Winning a big award in the Sundance Film Festival is not the norm for an adaptive physical education teacher, but it’s just what Darlene Anderson ’73 did earlier this year.
Anderson, who works with mentally disabled adults in the Philadelphia area, served as a unit production manager for the award-winning documentary, “Dina.” The movie tells the candid, real-life love story of Dina Buno and Scott Levin, two suburban Philadelphians on the autism spectrum. The movie won the Grand Jury Prize for U.S. documentaries at the Sundance Film Festival in January 2017.
The Salt Lake Tribune described “Dina” as “perhaps the most beautiful romance” at the 2017 festival, while the Hollywood Reporter called it, “a sensitive snapshot of two ordinary people on the autism spectrum who are determined to carve out a meaningful future together.”
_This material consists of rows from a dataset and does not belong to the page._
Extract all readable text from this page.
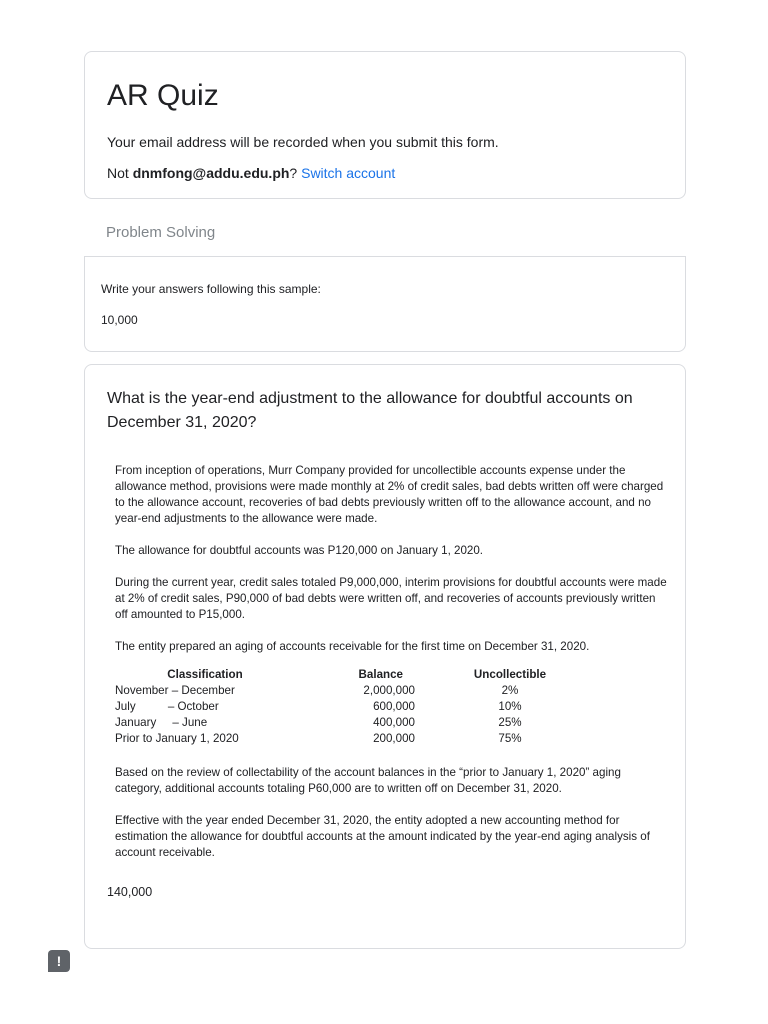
AR Quiz
Your email address will be recorded when you submit this form.
Not dnmfong@addu.edu.ph? Switch account
Problem Solving

Write your answers following this sample:

10,000

What is the year-end adjustment to the allowance for doubtful accounts on December 31, 2020?

From inception of operations, Murr Company provided for uncollectible accounts expense under the allowance method, provisions were made monthly at 2% of credit sales, bad debts written off were charged to the allowance account, recoveries of bad debts previously written off to the allowance account, and no year-end adjustments to the allowance were made.

The allowance for doubtful accounts was P120,000 on January 1, 2020.

During the current year, credit sales totaled P9,000,000, interim provisions for doubtful accounts were made at 2% of credit sales, P90,000 of bad debts were written off, and recoveries of accounts previously written off amounted to P15,000.

The entity prepared an aging of accounts receivable for the first time on December 31, 2020.

Classification	Balance	Uncollectible
November – December	2,000,000	2%
July          – October	600,000	10%
January     – June	400,000	25%
Prior to January 1, 2020	200,000	75%

Based on the review of collectability of the account balances in the “prior to January 1, 2020” aging category, additional accounts totaling P60,000 are to written off on December 31, 2020.

Effective with the year ended December 31, 2020, the entity adopted a new accounting method for estimation the allowance for doubtful accounts at the amount indicated by the year-end aging analysis of account receivable.

140,000
!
The movie was directed by Dan Sickles and Antonio Santini. Anderson has known Sickles for decades, having worked with his late-father, Ed, who was co-advisor of the Kiwanis Aktion Club, a service club for disabled adults. She also knew Buno and Levin, who are members of the club.
“My role as unit production manager was an organic extension of what I do as a special education teacher and Kiwanian,” she said. “I provided education and information and organized people and events. I supported the vision Dan and Antonio had for the film. When my schedule permits, I travel with Dina and the directors to various film festivals promoting the film.”
Anderson also got to go to Park City, Utah, for Sundance. “Attending Sundance was an amazing experience,” she said. “I traveled with Dina and Scott to Park City and assisted them with their hectic schedule — early interviews, photo shoots, screenings, red-carpet events, after parties, promoting the film. It was both exhausting and invigorating.”
Asked if she met anyone famous at Sundance, Anderson said, “We did get one afternoon to ride a cable car and looked for stars. We were often stopped on the street by random people who had seen the film and they shared stories about a friend, relative, son, or daughter who had autism. They thanked us for bringing Dina and Scott’s story to the screen.”
“The story of Dina and Scott is a beautiful love story, told with honesty and respect. They are intelligent and complicated people, and like everyone else they have hurdles to overcome. Dan, Antonio, and the production team told the story with respect and a loving eye … and the respect and love they felt for the cast is shown in the film.”
Apparently, the feeling is mutual. “Darlene has been my hero for a long time, and there’s no understating how much she does for her community,” Sickles said. “Her commitment, love, and tenacity inspire me to be a better person. Collaborating with her on this film was a dream.”
“Dina” opens in select theaters in October, including several locations in the Philadelphia area. An invitation-only, red-carpet premier will be held at Philadelphia’s Kimmel Center on Monday, October 9. It also will show at the Ambler Theater, in Ambler, Pennsylvania, on Thursday, October 12, and the Ritz at the Bourse 5, in Philadelphia, on Oct. 13 and 14.
Additional release dates and theaters and the movie trailer can be found at dina.film.